As with all “rich” languages, there are many different ways of doing things in R. In almost all cases there is no one-size-fits-all solution to a problem. There is always a compromise involved, usually between time spent by the user and processing time required in the computer. Many of the packages that are most popular nowadays did not exist when I started using R, and many of these packages make new approaches available. One could write many different R books with a given aim using substantially different ways of achieving the same results. In this book, I limit myself to packages that are currently popular and/or that I consider elegantly designed. I have in particular tried to limit myself to packages with similar design philosophies, especially in relation to their interfaces. What is elegant design, and in particular what is a friendly user interface, depends strongly on each user’s preferences and previous experience. Consequently, the contents of the book are strongly biased by my own preferences. I have tried to write examples in ways that execute fast without compromising readability.
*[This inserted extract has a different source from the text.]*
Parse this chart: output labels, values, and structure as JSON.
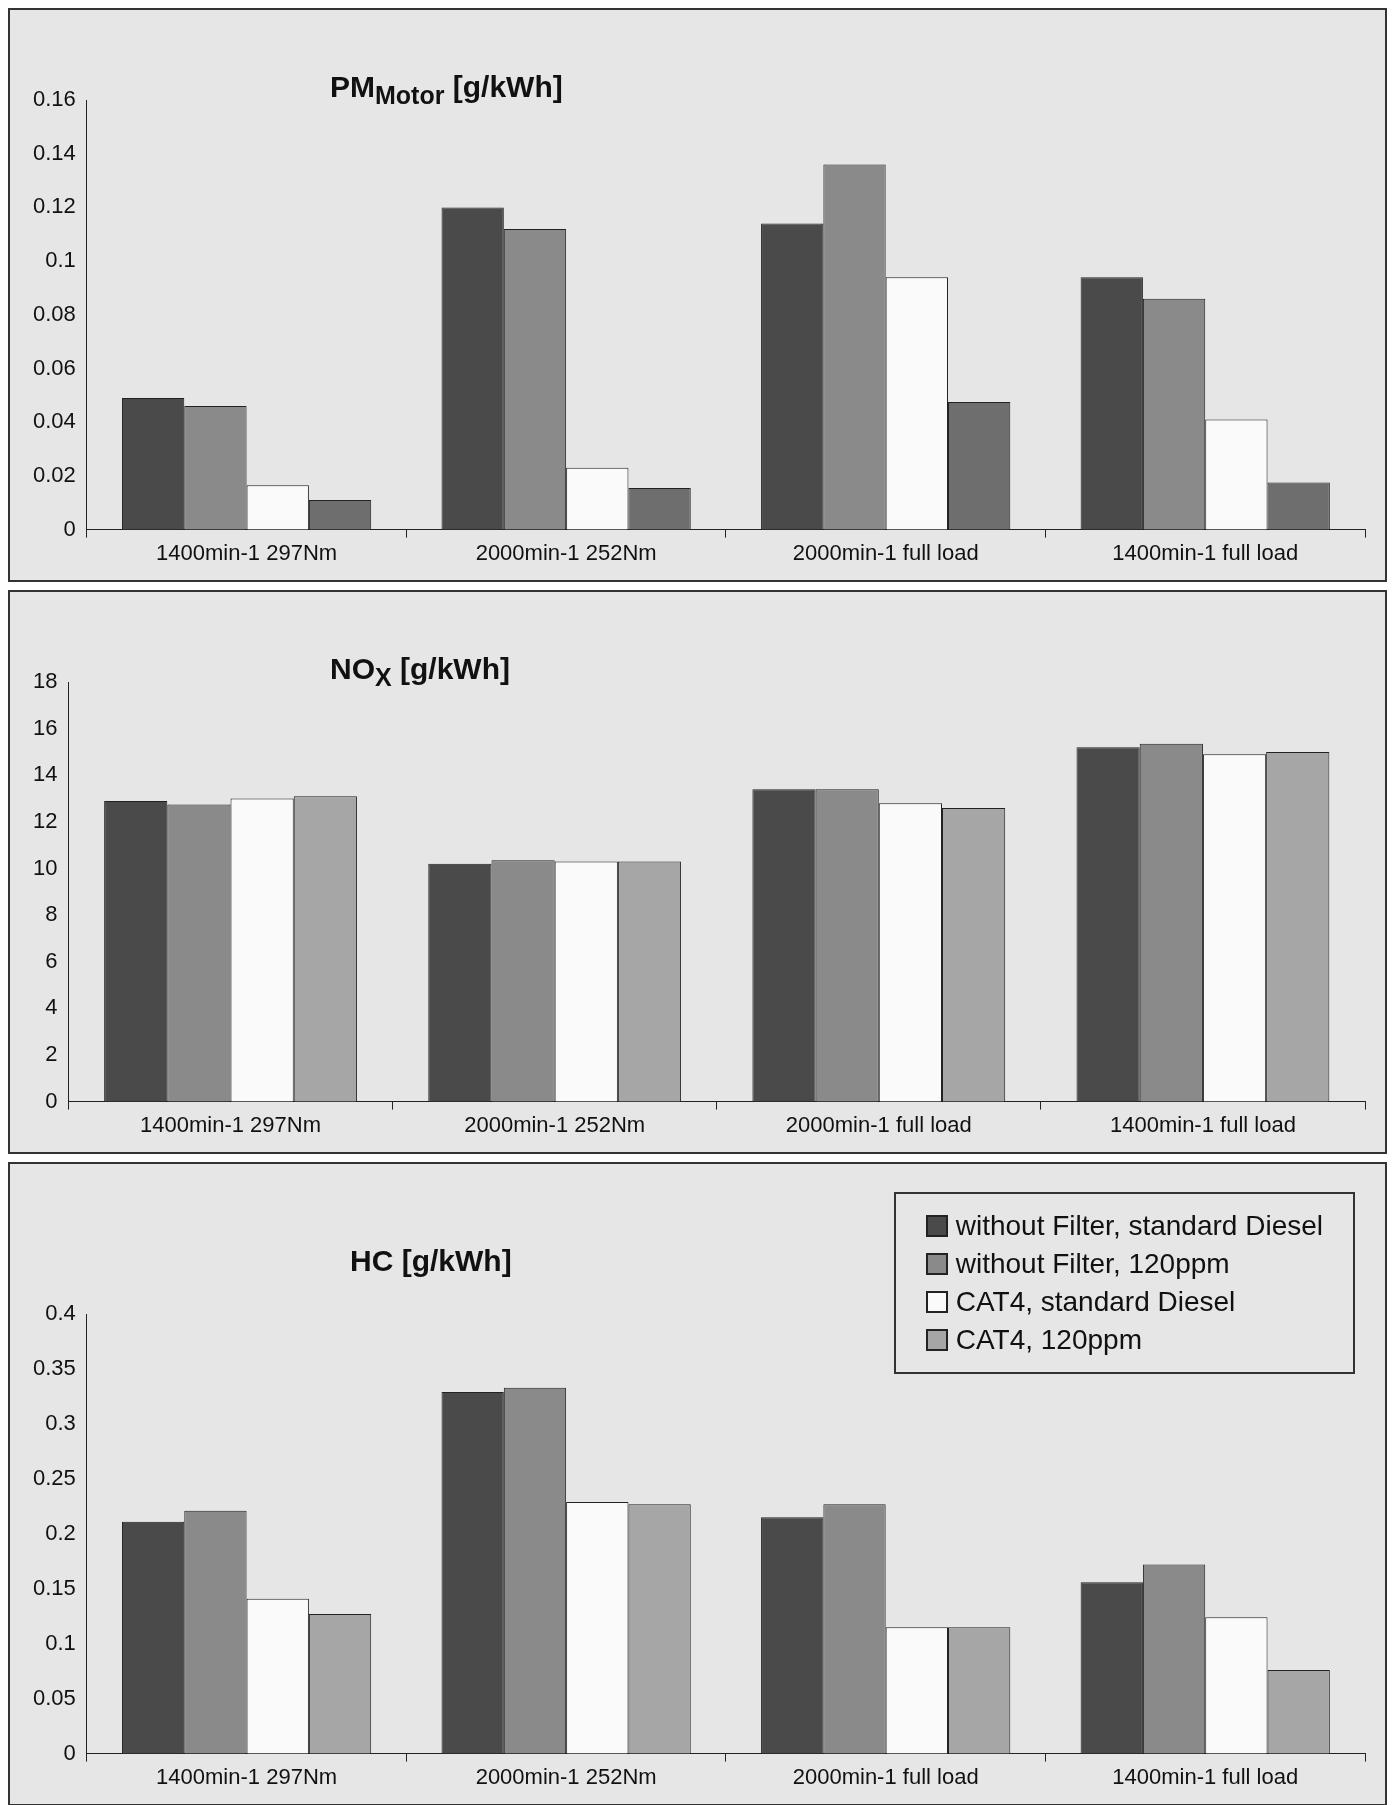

I encourage readers to take this book as a starting point for exploring the very many packages, styles, and approaches which I have not described.

I will appreciate suggestions for further examples, and notification of errors and unclear sections. Because the examples here have been collected from diverse sources over many years, not all sources are acknowledged. If you recognize any example as yours or someone else’s, please let me know so that I can add a proper acknowledgement. I warmly thank the students who have asked the questions and posed the problems that have helped me write this text and correct the mistakes and voids of previous versions. I have also received help on online forums and in person from numerous people, learned from archived e-mail list messages, blog posts, books, articles, tutorials, webinars, and by struggling to solve some new problems on my own. In many ways this text owes much more to people who are not authors than to myself. However, as I am the one who has written this version and decided what to include and exclude, as author, I take full responsibility for any errors and inaccuracies.

Why have I chosen the title “Learn R: As a Language”? This book is based on exploration and practice that aims at teaching to express various generic operations on data using the R language. It focuses on the language, rather than on specific types of data analysis, and exposes the reader to current usage and does not spare the quirks of the language. When we use our native language in everyday life, we do not think about grammar rules or sentence structure, except for the trickier or unfamiliar situations. My aim is for this book to help you grow to use R in this same way, to become fluent in R. The book is structured around the elements of languages with chapter titles that highlight the parallels between natural languages like English and the R language.


I encourage you to approach R like a child approaches his or her mother tongue when first learning to speak: do not struggle, just play, and fool around with R! If the going gets difficult and frustrating, take a break! If you get a new insight, take a break to enjoy the victory!